On the second floor of the Royal BC Museum in Victoria the sound of bird calls, mystery animal squeaks and insects buzzing overhead—authentic recordings from the tropical forest in the lowlands of Guatemala—fill the air as we enter Maya: The Great Jaguar Rises.
This major exhibition displays more than 300 Mayan artefacts dating back some 3,000 years—precious pieces of jade, ceramics, stone and textiles—many of which have never been seen by the public in their home of Guatemala, let alone internationally.
“These pieces represent incredible cultural value and a rare opportunity for us,” explains the show’s guest curator, Dr. Nikolai Grube, professor of Mayan archaeology and anthropology at the University of Bonn. “Guatemala does not easily give these pieces away—they are national treasures.”
We walk through the replica Tikal temple entrance into a dimly-lit room to one of the professor’s favourite pieces. “The function of this room is to present you to the Mayans,” he says. “And they greet you with their gods.” In the centre is a table with three deity-shaped incense burners flanked by a series of burial figurines representing members of the royal court. “The King and Queen of Abaru, scribes, musicians, ballplayers—they all say ‘Hello. Welcome to the Mayan world.’”
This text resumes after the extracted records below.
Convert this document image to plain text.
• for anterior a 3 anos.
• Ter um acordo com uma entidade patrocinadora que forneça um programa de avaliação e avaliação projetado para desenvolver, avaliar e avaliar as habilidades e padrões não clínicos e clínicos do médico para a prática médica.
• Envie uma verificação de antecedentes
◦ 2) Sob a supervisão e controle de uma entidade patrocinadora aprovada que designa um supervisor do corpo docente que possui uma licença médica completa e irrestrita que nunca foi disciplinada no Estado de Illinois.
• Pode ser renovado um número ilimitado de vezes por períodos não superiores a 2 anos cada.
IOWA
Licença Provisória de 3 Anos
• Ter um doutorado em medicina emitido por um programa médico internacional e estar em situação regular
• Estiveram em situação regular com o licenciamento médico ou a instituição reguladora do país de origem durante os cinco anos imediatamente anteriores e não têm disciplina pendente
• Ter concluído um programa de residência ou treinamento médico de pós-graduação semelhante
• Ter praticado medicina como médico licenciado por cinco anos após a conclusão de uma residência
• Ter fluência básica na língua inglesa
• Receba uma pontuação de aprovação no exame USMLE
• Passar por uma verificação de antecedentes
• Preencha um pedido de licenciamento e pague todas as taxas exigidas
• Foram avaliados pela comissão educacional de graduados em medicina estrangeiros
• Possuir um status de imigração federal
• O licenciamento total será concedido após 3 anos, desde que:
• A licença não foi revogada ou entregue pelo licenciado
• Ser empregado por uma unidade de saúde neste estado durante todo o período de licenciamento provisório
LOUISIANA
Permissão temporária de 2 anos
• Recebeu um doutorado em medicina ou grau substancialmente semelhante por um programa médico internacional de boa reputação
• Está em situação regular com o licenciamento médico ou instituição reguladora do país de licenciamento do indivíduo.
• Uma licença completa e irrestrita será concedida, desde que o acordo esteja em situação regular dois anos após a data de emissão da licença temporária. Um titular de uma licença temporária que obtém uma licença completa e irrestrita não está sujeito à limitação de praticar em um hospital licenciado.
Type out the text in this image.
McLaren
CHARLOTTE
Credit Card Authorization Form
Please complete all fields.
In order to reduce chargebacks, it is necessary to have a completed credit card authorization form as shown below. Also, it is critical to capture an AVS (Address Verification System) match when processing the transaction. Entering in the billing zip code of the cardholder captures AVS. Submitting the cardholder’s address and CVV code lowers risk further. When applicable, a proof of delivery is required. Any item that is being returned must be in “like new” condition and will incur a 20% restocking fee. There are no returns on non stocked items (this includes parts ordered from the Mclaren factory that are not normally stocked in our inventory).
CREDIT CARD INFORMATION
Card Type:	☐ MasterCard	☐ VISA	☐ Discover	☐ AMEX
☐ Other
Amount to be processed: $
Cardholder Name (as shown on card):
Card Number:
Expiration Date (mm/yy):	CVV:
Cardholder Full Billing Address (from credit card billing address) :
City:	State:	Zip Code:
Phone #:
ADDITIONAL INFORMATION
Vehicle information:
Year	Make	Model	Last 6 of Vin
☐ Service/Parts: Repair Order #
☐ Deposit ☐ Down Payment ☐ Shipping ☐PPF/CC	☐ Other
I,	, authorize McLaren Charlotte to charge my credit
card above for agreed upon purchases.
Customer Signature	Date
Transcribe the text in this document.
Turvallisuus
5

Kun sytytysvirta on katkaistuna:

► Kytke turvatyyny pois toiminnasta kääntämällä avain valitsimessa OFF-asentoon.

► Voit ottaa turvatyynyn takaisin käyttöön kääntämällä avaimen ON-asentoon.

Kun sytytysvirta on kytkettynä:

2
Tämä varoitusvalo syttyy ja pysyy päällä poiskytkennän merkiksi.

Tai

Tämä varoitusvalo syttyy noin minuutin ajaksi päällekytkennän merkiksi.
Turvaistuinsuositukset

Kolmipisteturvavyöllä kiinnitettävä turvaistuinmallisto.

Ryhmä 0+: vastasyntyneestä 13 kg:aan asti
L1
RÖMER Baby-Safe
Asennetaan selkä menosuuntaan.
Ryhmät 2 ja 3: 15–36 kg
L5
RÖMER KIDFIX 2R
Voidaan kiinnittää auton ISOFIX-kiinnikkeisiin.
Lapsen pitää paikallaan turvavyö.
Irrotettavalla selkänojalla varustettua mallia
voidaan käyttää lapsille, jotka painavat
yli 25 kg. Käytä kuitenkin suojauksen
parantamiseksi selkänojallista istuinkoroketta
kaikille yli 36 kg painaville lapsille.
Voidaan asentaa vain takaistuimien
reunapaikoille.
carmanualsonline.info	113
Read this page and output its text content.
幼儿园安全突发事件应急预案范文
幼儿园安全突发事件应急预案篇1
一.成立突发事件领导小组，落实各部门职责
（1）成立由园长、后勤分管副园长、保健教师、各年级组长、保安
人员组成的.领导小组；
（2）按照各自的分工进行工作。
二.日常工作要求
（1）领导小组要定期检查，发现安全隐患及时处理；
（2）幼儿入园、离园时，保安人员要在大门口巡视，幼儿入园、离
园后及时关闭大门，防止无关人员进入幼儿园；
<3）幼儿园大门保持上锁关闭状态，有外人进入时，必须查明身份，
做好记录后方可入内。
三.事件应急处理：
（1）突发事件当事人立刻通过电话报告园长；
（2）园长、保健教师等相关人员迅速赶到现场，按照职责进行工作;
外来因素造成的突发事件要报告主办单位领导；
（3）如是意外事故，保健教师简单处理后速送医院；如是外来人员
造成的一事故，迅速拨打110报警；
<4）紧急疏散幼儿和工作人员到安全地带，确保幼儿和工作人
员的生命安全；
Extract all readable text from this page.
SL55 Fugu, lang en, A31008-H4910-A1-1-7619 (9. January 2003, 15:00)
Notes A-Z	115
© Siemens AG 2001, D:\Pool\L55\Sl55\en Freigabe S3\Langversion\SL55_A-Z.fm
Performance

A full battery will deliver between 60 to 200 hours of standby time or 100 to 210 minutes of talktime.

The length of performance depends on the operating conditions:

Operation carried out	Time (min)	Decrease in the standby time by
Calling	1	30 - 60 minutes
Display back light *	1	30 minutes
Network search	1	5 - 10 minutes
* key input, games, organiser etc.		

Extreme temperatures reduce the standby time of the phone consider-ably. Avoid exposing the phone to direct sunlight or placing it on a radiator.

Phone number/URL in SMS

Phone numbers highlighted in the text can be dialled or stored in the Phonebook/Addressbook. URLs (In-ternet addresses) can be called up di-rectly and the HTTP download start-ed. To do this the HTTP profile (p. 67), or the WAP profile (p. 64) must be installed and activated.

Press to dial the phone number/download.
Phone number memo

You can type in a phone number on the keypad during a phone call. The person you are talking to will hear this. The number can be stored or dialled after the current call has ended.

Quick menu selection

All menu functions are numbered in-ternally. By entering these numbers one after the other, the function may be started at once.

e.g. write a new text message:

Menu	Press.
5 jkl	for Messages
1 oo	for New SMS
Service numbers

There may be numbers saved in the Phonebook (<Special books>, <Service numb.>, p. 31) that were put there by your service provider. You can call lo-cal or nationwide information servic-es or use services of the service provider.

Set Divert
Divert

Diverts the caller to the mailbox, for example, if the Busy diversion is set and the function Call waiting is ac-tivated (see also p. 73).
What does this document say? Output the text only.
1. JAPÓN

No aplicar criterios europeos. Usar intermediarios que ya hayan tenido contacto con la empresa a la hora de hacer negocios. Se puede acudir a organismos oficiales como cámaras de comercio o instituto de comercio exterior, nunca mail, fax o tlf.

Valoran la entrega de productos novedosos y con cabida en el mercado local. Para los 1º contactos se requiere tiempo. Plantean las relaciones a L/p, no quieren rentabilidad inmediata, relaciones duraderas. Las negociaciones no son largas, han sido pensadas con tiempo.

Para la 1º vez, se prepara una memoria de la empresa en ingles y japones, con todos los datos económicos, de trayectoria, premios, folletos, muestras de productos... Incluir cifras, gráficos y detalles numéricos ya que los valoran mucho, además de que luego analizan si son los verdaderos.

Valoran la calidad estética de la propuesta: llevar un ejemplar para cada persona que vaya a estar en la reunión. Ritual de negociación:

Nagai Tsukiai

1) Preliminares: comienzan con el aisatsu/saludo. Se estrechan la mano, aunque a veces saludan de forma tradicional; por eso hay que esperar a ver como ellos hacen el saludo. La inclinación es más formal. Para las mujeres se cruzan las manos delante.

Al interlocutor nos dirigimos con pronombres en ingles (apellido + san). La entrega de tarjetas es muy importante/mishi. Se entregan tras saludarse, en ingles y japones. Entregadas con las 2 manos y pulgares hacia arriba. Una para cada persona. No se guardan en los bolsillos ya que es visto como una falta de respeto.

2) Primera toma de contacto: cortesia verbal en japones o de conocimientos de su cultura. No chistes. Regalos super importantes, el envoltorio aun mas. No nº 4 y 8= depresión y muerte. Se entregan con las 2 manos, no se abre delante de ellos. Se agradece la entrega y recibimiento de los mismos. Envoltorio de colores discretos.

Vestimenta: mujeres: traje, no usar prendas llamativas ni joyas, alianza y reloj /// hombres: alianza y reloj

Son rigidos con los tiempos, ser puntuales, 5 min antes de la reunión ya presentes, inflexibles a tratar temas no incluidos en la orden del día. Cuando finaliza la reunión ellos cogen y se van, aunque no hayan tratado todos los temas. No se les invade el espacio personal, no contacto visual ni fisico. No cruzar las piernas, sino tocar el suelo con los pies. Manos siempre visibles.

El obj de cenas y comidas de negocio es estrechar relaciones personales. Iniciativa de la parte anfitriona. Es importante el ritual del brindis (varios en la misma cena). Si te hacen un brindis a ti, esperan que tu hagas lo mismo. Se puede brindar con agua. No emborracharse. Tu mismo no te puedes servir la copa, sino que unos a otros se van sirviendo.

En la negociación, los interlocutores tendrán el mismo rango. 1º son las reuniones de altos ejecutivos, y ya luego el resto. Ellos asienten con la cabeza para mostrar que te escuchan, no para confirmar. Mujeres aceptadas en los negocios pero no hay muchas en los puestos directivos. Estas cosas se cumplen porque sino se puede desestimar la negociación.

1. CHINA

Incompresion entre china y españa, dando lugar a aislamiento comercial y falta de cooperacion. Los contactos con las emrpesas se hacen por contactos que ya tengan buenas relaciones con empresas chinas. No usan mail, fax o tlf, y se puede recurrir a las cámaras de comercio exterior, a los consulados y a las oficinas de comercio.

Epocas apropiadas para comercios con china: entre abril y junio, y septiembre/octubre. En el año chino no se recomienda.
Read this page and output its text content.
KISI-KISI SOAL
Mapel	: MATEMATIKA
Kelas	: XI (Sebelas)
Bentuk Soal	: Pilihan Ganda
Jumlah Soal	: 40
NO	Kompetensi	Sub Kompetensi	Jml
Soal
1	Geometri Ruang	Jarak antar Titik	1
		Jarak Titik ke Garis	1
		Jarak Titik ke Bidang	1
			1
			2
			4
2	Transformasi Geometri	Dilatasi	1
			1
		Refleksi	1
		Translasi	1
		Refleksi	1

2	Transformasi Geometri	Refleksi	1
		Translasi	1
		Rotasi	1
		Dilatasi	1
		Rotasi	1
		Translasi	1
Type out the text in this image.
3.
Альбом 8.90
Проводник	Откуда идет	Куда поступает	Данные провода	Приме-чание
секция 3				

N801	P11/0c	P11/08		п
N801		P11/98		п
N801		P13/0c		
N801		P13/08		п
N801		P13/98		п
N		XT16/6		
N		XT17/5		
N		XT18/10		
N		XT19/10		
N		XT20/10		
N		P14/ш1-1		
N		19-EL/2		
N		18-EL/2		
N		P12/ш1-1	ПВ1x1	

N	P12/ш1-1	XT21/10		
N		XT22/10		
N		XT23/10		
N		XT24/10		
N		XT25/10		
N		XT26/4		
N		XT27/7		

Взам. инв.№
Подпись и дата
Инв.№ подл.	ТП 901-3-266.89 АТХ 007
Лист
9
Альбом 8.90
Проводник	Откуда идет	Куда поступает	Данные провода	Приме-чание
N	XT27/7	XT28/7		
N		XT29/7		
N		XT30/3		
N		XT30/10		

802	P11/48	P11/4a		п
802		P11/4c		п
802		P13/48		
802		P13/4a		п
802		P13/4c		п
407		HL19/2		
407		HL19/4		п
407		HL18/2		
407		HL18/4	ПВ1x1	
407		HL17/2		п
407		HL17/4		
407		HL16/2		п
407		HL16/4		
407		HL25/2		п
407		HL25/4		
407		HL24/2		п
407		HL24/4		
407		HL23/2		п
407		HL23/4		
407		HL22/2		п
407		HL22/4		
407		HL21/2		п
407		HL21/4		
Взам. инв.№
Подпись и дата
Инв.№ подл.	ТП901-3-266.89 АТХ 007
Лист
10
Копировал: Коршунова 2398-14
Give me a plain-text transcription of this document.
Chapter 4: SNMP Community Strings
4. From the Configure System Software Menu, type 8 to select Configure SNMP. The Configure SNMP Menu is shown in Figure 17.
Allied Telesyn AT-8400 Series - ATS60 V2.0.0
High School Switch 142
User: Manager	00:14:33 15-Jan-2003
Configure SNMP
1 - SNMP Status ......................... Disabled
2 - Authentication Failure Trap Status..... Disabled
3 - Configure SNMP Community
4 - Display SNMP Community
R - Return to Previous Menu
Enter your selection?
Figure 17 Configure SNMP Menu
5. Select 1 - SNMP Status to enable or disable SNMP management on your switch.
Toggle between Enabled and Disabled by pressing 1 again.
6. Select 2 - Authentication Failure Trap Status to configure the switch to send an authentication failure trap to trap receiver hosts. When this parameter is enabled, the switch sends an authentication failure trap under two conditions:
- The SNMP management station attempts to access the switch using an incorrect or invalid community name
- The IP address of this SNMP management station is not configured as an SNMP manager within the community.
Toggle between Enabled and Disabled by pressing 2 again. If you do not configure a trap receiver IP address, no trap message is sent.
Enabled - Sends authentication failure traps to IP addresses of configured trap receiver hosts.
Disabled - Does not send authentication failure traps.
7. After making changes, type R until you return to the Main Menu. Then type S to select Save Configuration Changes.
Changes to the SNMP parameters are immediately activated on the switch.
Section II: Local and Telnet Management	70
Walking down a path of monstera leaves and palms lead us to one of the most unique aspects of the exhibit. The murals of San Bartolo, only discovered about 50 years ago, stretch across the museum wall in a startlingly crisp reproduction of the originals, hidden deep in the Guatemalan forest. We hear the Mayan creation story featuring the maize god retold by a Guatemalan law student via video. She speaks in one of the 30 Mayan languages still in use by some six million people today. “This year is the UNESCO Year of Indigenous Languages,” Grube notes, “and we want to celebrate these still vibrant and actively communicated languages in Guatemala and southern Mexico.”
An original hieroglyphic panel features 160 glyphs, to be read left-to-right, top-to-bottom, in double columns. With the Spanish conquest, the knowledge of this ancient written language was destroyed, and had to be pieced back together by anthropologists. Approximately 70 to 80 per cent of the Mayan hieroglyphs have been deciphered, Grube notes, with new breakthroughs happening every few months. Each glyph is composed of several signs that combine to create one word. At the exhibit entrance, there are glyphs depicting the Maya arriving at the edge of the ocean. Grube—who produced them—wanted to create something appropriate for Victoria.
Thanks to scenes depicted on Mayan ceramics, we know that the Mayans found time to have fun, playing games, including one (known today as chaa or pok ta pok). Using a basketball-sized rubber ball, players would wear protective clothing and leather pieces on their hips, elbows and knees—the only places that could touch the ball—an indicator for how violent the game must have been. In the last five years, contemporary Maya have revived chaa, and the world cup sees teams from Guatemala, Honduras, Yucatan and Belize competing.
As we approach the crouching jaguar sculpture from which the exhibition takes its name, exhibition collaborator Sofia Paredes-Maury—director of the Ruta Maya Foundation—explains how this unique piece made of stucco, like so many of the exhibits here, was bought and sold on the black market before being recovered by her organization and repatriated to Guatemala.
A construction crew was demolishing a cattle ranch in Guatemala and unearthed the jaguar, promptly selling it to a private collector. But, when they came to lift it out of the ground, they used ropes—believing it to be a stone sculpture—and broke it in half. The jaguar was restored, although the place where it split remains visible. Later, following new cultural heritage laws, the private owner brought it (and 49 other pieces) to the Ruta Maya Foundation to be registered and returned to the Guatemalan public.
The large sculpture, seemingly creeping across the museum floor, depicts a man dressed as a jaguar, wearing a mask and short skirt of jaguar skin. The man is a dancer, Paredes-Maury explains, his anklets resembling little shells that would be worn to make noise while performing.
“The jaguar is the most important animal in Maya mythology,” adds Grube.
At the end of the exhibit is a room filled with colourful and intricate textiles and threadwork, ceremonial images and a modern incense altar. Including the latter, Grube explains—an echo of the incense burners that greeted us—was no coincidence.
“The rise of the jaguar is part of the Mayan creation mythology,” he says. “And it remains a strong association in contemporary Mayan culture.”
Maya: The Great Jaguar Rises runs until December 31 at the Royal BC Museum in Victoria.